Charles J. Ingerson

ACTS OF CLASS

Photo ©Copyright 2012 by Charles J. Ingerson
Photo ©Copyright 2012 by Charles J. Ingerson
Dirty, smelly and gruesome
war is seldom very pretty
most often more like hell
floundering within death
the mind left out of breath
leaving memories in a shell
moments without any pity
awaiting the terror to come;

Yet every now and then seen
acts of class and not death
wherein lives are sparred
someone thinking first
instead of a bloody thirst
moments usually not shared
exhaling collective breath
understandings to glean!


Author’s Note: OK, here is the story. Think it was about December of 65, was driving a M-151through Santo Domingo in D.R. Heard machine-gun and M-16 fire in front of me on the MSR. Slowed down, heard small arms fire again, closer. I backed into a side street close to a big stone walled building, stopped, turned on the radio on the frequency for the MPs. Got call from a guy in sandbag corner road site, that he had received incoming fro the machine gun on a tank, which had continued in my direction. He asked for help.

I backed up a bit more, and left jeep running. Answer was they were sending in a tank. We rarely sent tanks in there, as the streets were so narrow they had to crawl and were forced to go over cars parked on the street. When I heard the M-60 tank coming, I pulled closer to the main road, watched our tank coming slowly.
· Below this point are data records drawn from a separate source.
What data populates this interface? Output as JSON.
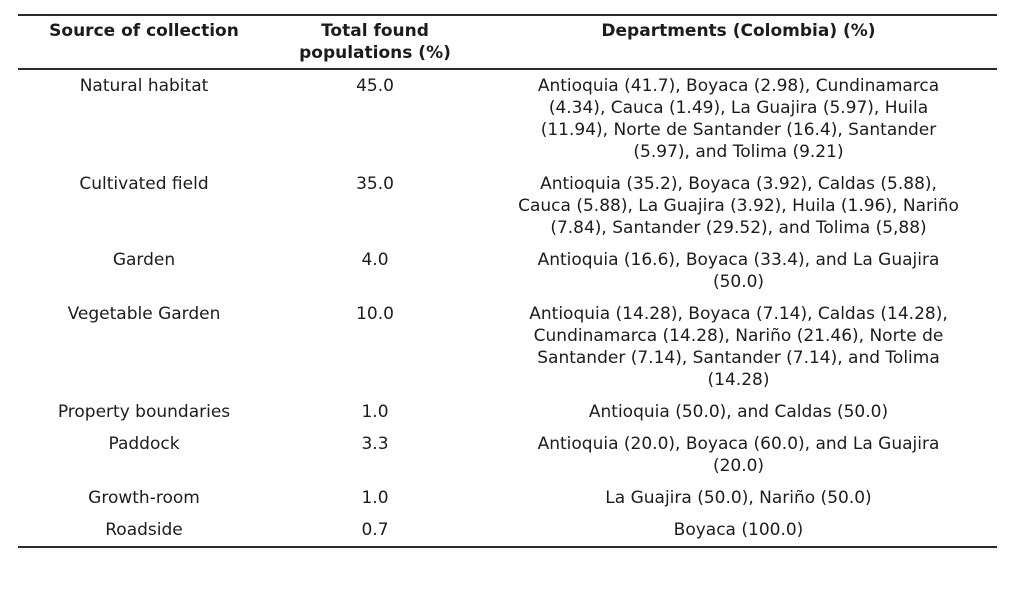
{
  "table": {
    "columns": [
      {
        "label": "Source of collection"
      },
      {
        "label": "Total found populations (%)"
      },
      {
        "label": "Departments (Colombia) (%)"
      }
    ],
    "rows": [
      {
        "source": "Natural habitat",
        "total": "45.0",
        "departments": "Antioquia (41.7), Boyaca (2.98), Cundinamarca (4.34), Cauca (1.49), La Guajira (5.97), Huila (11.94), Norte de Santander (16.4), Santander (5.97), and Tolima (9.21)"
      },
      {
        "source": "Cultivated field",
        "total": "35.0",
        "departments": "Antioquia (35.2), Boyaca (3.92), Caldas (5.88), Cauca (5.88), La Guajira (3.92), Huila (1.96), Nariño (7.84), Santander (29.52), and Tolima (5,88)"
      },
      {
        "source": "Garden",
        "total": "4.0",
        "departments": "Antioquia (16.6), Boyaca (33.4), and La Guajira (50.0)"
      },
      {
        "source": "Vegetable Garden",
        "total": "10.0",
        "departments": "Antioquia (14.28), Boyaca (7.14), Caldas (14.28), Cundinamarca (14.28), Nariño (21.46), Norte de Santander (7.14), Santander (7.14), and Tolima (14.28)"
      },
      {
        "source": "Property boundaries",
        "total": "1.0",
        "departments": "Antioquia (50.0), and Caldas (50.0)"
      },
      {
        "source": "Paddock",
        "total": "3.3",
        "departments": "Antioquia (20.0), Boyaca (60.0), and La Guajira (20.0)"
      },
      {
        "source": "Growth-room",
        "total": "1.0",
        "departments": "La Guajira (50.0), Nariño (50.0)"
      },
      {
        "source": "Roadside",
        "total": "0.7",
        "departments": "Boyaca (100.0)"
      }
    ],
    "colors": {
      "text": "#1c1c1c",
      "rule": "#2b2b2b",
      "background": "#ffffff"
    }
  }
}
There was a butter bar in the turret, looking young and serious. Got out to watch. A little tank turned the corner from the other direction. The DR army had some little tanks they had purchased surplus years before. If memory serves, they were Swedish model 1928s. Main gun was about a one-inch bore (my thumb would plug the bore). Suddenly I was watching a mismatched contest, a 48 ton M-60 was headed straight at a roughly 5 ton box with tracks and a main gun that might have chipped the paint enough to require a can of spray paint.

About that same time the fellows in the little Swede noticed they had a problem. They stopped, threw it into reverse and backed up with it floored. Sadly, for them, they backed Ito a telephone pole, barely bending it. The tracks, which had few rubber pads on them, were throwing sparks from the paving stones. The TC did not even get down into the turret. The big boys just went straight for the little tank. No shots were fired. The big M-60 pulled right up to the toy, put that slopped front right over the front of the Swede bending the little main gun barrel up. Fight was over.

The Lt. Took his .45 out of the tanker holster, climbed out, jumped down on the little fellow, tapped on the hatch with his .45 and opened it waving the crew out. They climbed out unarmed, put their hand on their heads and gave up.

I thought the shave-tail had class. It would have been easy to fire one round from the main gun and blow the toy into small pieces or drive right over it and crush the men inside, but he took them out without a shot. I wrote a suggestion to his CO that he be awarded a medal, but was told it was not an act of courage to capture a tank that way.

Maybe not courageous, but it was classy. I think he should have gotten something on his chest. I hope he made full bull.